The National Institute for Health Research Health Technology Assessment programme.

摘要

背景

卵巢癌是英国第五大常见癌症,也是癌症死亡的第四大常见原因。在那些接受一线化疗成功治疗的患者中,55 - 75%会在2年内复发。此时,对于复发性晚期卵巢癌的治疗,哪种化疗方案在临床疗效和成本效益方面更优尚不确定。

目的

确定拓扑替康(Hycamtin(®),葛兰素史克公司)、聚乙二醇化脂质体阿霉素(PLDH;Caelyx(®),先灵葆雅公司)、紫杉醇(Taxol(®),百时美施贵宝公司)、曲贝替定(Yondelis(®),辉瑞制药公司)和吉西他滨(Gemzar(®),礼来公司)治疗晚期复发性卵巢癌的相对临床疗效和成本效益。

数据来源

检索了电子数据库(MEDLINE(®)、EMBASE、Cochrane对照试验中心注册库、卫生技术评估数据库、英国国家医疗服务体系经济评估数据库)和试验注册库,并审查了公司提交的资料。数据库检索时间从建库至2013年5月。

方法

按照标准方法学原则对临床和经济文献进行系统评价。纳入评估拓扑替康、PLDH、紫杉醇、曲贝替定和吉西他滨的双盲、随机、安慰剂对照试验以及经济评估。进行了网状Meta分析(NMA)。开发了一个全新的经济模型。

结果

对于大多数衡量临床反应的结局,构建了两个网络:一个评估铂类方案,另一个评估非铂类方案。在铂敏感疾病患者中,NMA发现与铂单药治疗相比,PLDH加铂和紫杉醇加铂在总生存期(OS)方面具有统计学显著优势。与紫杉醇加铂相比,PLDH加铂显著延长了无进展生存期(PFS)。在非铂类治疗中,与拓扑替康单药治疗相比,发现PLDH单药治疗和曲贝替定加PLDH可显著提高OS,但不能提高PFS。在铂耐药/难治性(PRR)疾病患者中,NMA发现与替代方案相比,任何治疗在OS和PFS方面均无统计学显著差异。经济模型表明,对于铂敏感疾病且接受铂类治疗的患者,与铂相比,紫杉醇加铂的估计概率增量成本效益比[ICER;每增加一个质量调整生命年(QALY)的增量成本]为24,539英镑。吉西他滨加卡铂被广泛占优,PLDH加铂被严格占优。对于铂敏感疾病且接受非铂类治疗的患者,与紫杉醇相比,PLDH以及与PLDH相比,曲贝替定加PLDH的概率ICER分别估计为25,931英镑和81,353英镑。拓扑替康被严格占优。对于PRR疾病患者,与PLDH相比,拓扑替康的概率ICER估计为324,188英镑。紫杉醇被严格占优。

局限性

由于分别评估了铂类和非铂类治疗,这些方案在铂敏感疾病患者中的相对临床疗效和成本效益尚不确定。

结论

对于铂敏感疾病,无法比较铂类疗法与非铂类疗法的临床疗效和成本效益。

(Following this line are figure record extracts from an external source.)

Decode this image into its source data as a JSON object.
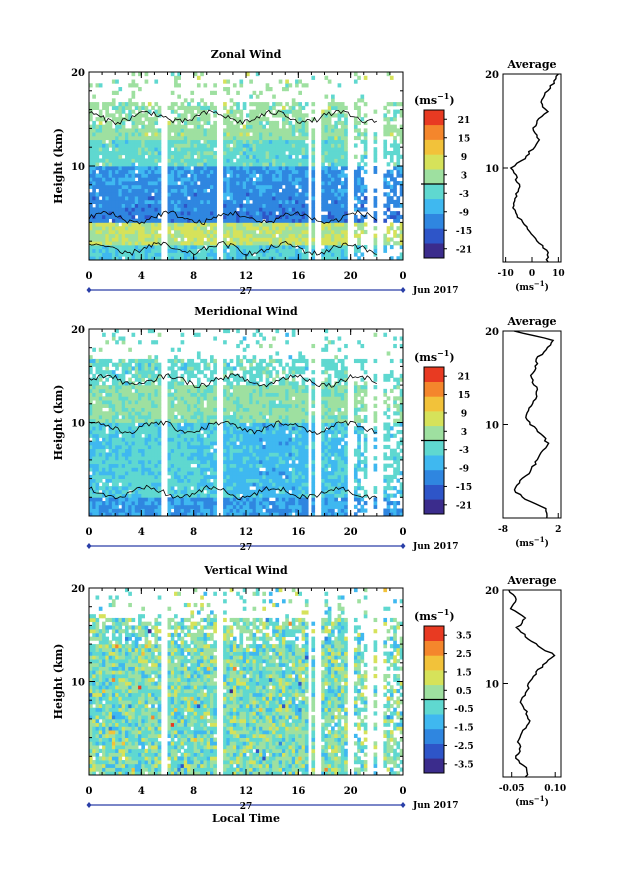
{
  "chart_data": [
    {
      "type": "heatmap",
      "title": "Zonal Wind",
      "ylabel": "Height (km)",
      "ylim": [
        0,
        20
      ],
      "yticks": [
        "10",
        "20"
      ],
      "xlim": [
        0,
        24
      ],
      "xticks": [
        "0",
        "4",
        "8",
        "12",
        "16",
        "20",
        "0"
      ],
      "date_day": "27",
      "date_month": "Jun 2017",
      "colorbar": {
        "unit": "(ms",
        "unit_exp": "−1",
        "unit_close": ")",
        "ticks": [
          "21",
          "15",
          "9",
          "3",
          "-3",
          "-9",
          "-15",
          "-21"
        ],
        "range": [
          -24,
          24
        ]
      },
      "average": {
        "title": "Average",
        "xticks": [
          "-10",
          "0",
          "10"
        ],
        "xlim": [
          -11,
          11
        ],
        "yticks": [
          "10",
          "20"
        ],
        "unit": "(ms",
        "unit_exp": "−1",
        "unit_close": ")",
        "profile_heights": [
          1,
          2,
          3,
          4,
          5,
          6,
          7,
          8,
          9,
          10,
          11,
          12,
          13,
          14,
          15,
          16,
          17,
          18,
          19,
          20
        ],
        "profile_values": [
          6,
          3,
          0,
          -3,
          -6,
          -7,
          -6,
          -5,
          -6,
          -8,
          -3,
          0,
          3,
          0,
          2,
          6,
          3,
          5,
          8,
          10
        ]
      },
      "gaps_hours": [
        5.8,
        10.0,
        16.9,
        17.5,
        20.0,
        21.5,
        22.2
      ]
    },
    {
      "type": "heatmap",
      "title": "Meridional Wind",
      "ylabel": "Height (km)",
      "ylim": [
        0,
        20
      ],
      "yticks": [
        "10",
        "20"
      ],
      "xlim": [
        0,
        24
      ],
      "xticks": [
        "0",
        "4",
        "8",
        "12",
        "16",
        "20",
        "0"
      ],
      "date_day": "27",
      "date_month": "Jun 2017",
      "colorbar": {
        "unit": "(ms",
        "unit_exp": "−1",
        "unit_close": ")",
        "ticks": [
          "21",
          "15",
          "9",
          "3",
          "-3",
          "-9",
          "-15",
          "-21"
        ],
        "range": [
          -24,
          24
        ]
      },
      "average": {
        "title": "Average",
        "xticks": [
          "-8",
          "2"
        ],
        "xlim": [
          -8,
          2.5
        ],
        "yticks": [
          "10",
          "20"
        ],
        "unit": "(ms",
        "unit_exp": "−1",
        "unit_close": ")",
        "profile_heights": [
          1,
          2,
          3,
          4,
          5,
          6,
          7,
          8,
          9,
          10,
          11,
          12,
          13,
          14,
          15,
          16,
          17,
          18,
          19,
          20
        ],
        "profile_values": [
          0,
          -4,
          -6,
          -5,
          -3,
          -2,
          -1,
          0,
          -1,
          -3,
          -4,
          -3,
          -2,
          -2,
          -3,
          -2,
          -2,
          0,
          1,
          -6
        ]
      },
      "gaps_hours": [
        5.8,
        10.0,
        16.9,
        17.5,
        20.0,
        21.5,
        22.2
      ]
    },
    {
      "type": "heatmap",
      "title": "Vertical Wind",
      "ylabel": "Height (km)",
      "xlabel": "Local Time",
      "ylim": [
        0,
        20
      ],
      "yticks": [
        "10",
        "20"
      ],
      "xlim": [
        0,
        24
      ],
      "xticks": [
        "0",
        "4",
        "8",
        "12",
        "16",
        "20",
        "0"
      ],
      "date_day": "27",
      "date_month": "Jun 2017",
      "colorbar": {
        "unit": "(ms",
        "unit_exp": "−1",
        "unit_close": ")",
        "ticks": [
          "3.5",
          "2.5",
          "1.5",
          "0.5",
          "-0.5",
          "-1.5",
          "-2.5",
          "-3.5"
        ],
        "range": [
          -4,
          4
        ]
      },
      "average": {
        "title": "Average",
        "xticks": [
          "-0.05",
          "0.10"
        ],
        "xlim": [
          -0.08,
          0.12
        ],
        "yticks": [
          "10",
          "20"
        ],
        "unit": "(ms",
        "unit_exp": "−1",
        "unit_close": ")",
        "profile_heights": [
          1,
          2,
          3,
          4,
          5,
          6,
          7,
          8,
          9,
          10,
          11,
          12,
          13,
          14,
          15,
          16,
          17,
          18,
          19,
          20
        ],
        "profile_values": [
          0.0,
          -0.04,
          -0.02,
          -0.03,
          -0.01,
          0.01,
          0.0,
          -0.02,
          0.0,
          0.01,
          0.03,
          0.06,
          0.1,
          0.04,
          0.0,
          -0.03,
          0.0,
          -0.05,
          -0.03,
          -0.06
        ]
      },
      "gaps_hours": [
        5.8,
        10.0,
        16.9,
        17.5,
        20.0,
        21.5,
        22.2
      ]
    }
  ],
  "colors": {
    "scale": [
      "#3b2c8c",
      "#2e55c8",
      "#2f86e0",
      "#3fb8f0",
      "#5fd8d0",
      "#9ee0a0",
      "#d6e25a",
      "#f2c23a",
      "#f4862c",
      "#e83a22"
    ],
    "outline": "#000000",
    "axis_marker": "#2a3fa8"
  }
}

对于铂敏感疾病且接受铂类疗法的患者,在每增加一个QALY阈值为30,000英镑的情况下,与铂相比,紫杉醇加铂可被认为具有成本效益。对于铂敏感疾病且接受非铂类疗法的患者,在每增加一个QALY阈值为30,000英镑的情况下,与紫杉醇相比,尚不清楚PLDH是否会被认为具有成本效益;与PLDH相比,曲贝替定加PLDH不太可能被认为具有成本效益。对于PRR疾病患者,与PLDH相比,拓扑替康不太可能被认为具有成本效益。比较铂类与非铂类治疗的随机对照试验可能有助于验证这些方案的相对疗效。

研究注册

本研究注册为PROSPERO CRD42013003555。

资助

英国国家卫生研究院卫生技术评估项目。